During his 2-day official visit, Duterte gave $300,000 (P15,000,000) to the Myanmar government for the humanitarian efforts in Rakhine.
Lopez said the alleged human rights violations and insurgencies in both countries have not discouraged the business sector from maintaining strong trade and economic ties between Manila and Naypyidaw.
“Myanmar is a fast growing market... They are establishing new urban areas... We have Filipino companies expanding operations there for example Oishi, Unilab, URC, and Cherry Mobile,” he said.
Also yesterday, Malacañang belied reported contradictions between the statements of President Duterte and Australian Foreign Minister Julie Bishop when the two met last week in Davao City.
“There was no contradiction between the Australian official and the Philippine President, just a difference in perspective,” Presidential Spokesperson Ernesto Abello said in a statement.

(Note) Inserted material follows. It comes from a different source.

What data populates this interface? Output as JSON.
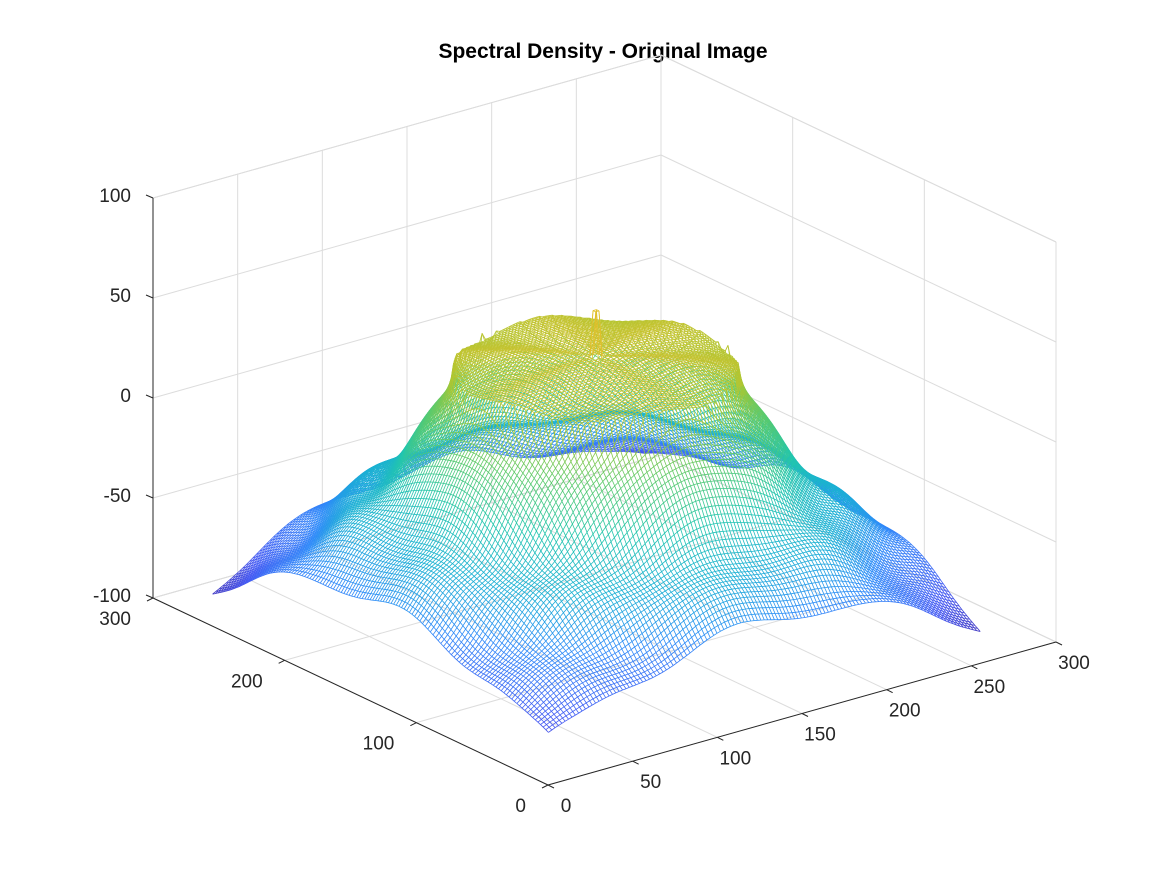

“Since they had a productive dialogue which emphasized possible areas of constructive cooperation on the war against illegal drugs, PRRD (President Rodrigo Roa Duterte) did not deem it sufficient to mention as having been discussed,” he said.
“On the whole, the meeting was positive and just affirmed the growing Philippine-Australia relations,” he added.
Media earlier quoted Duterte as saying that he never discussed human rights with Bishop during their meeting in Davao City on Friday.
However, Bishop later told media that she visited Duterte to emphasize Australia’s concern in upholding human rights.
She claimed, in a statement to Fairfax media, that they “discussed the country’s anti-drug campaign at length.”
“I conveyed Australian and international concerns with respect to extra-judicial killings and spoke of the importance we attach to human rights and the rule-of-law,” she was quoted saying.
Duterte’s war against drugs has received mixed reactions from the international community.
The United Nations has been vocal about the need to probe the extrajudicial killings (EJKs) linked to Duterte’s anti-illegal drug campaign.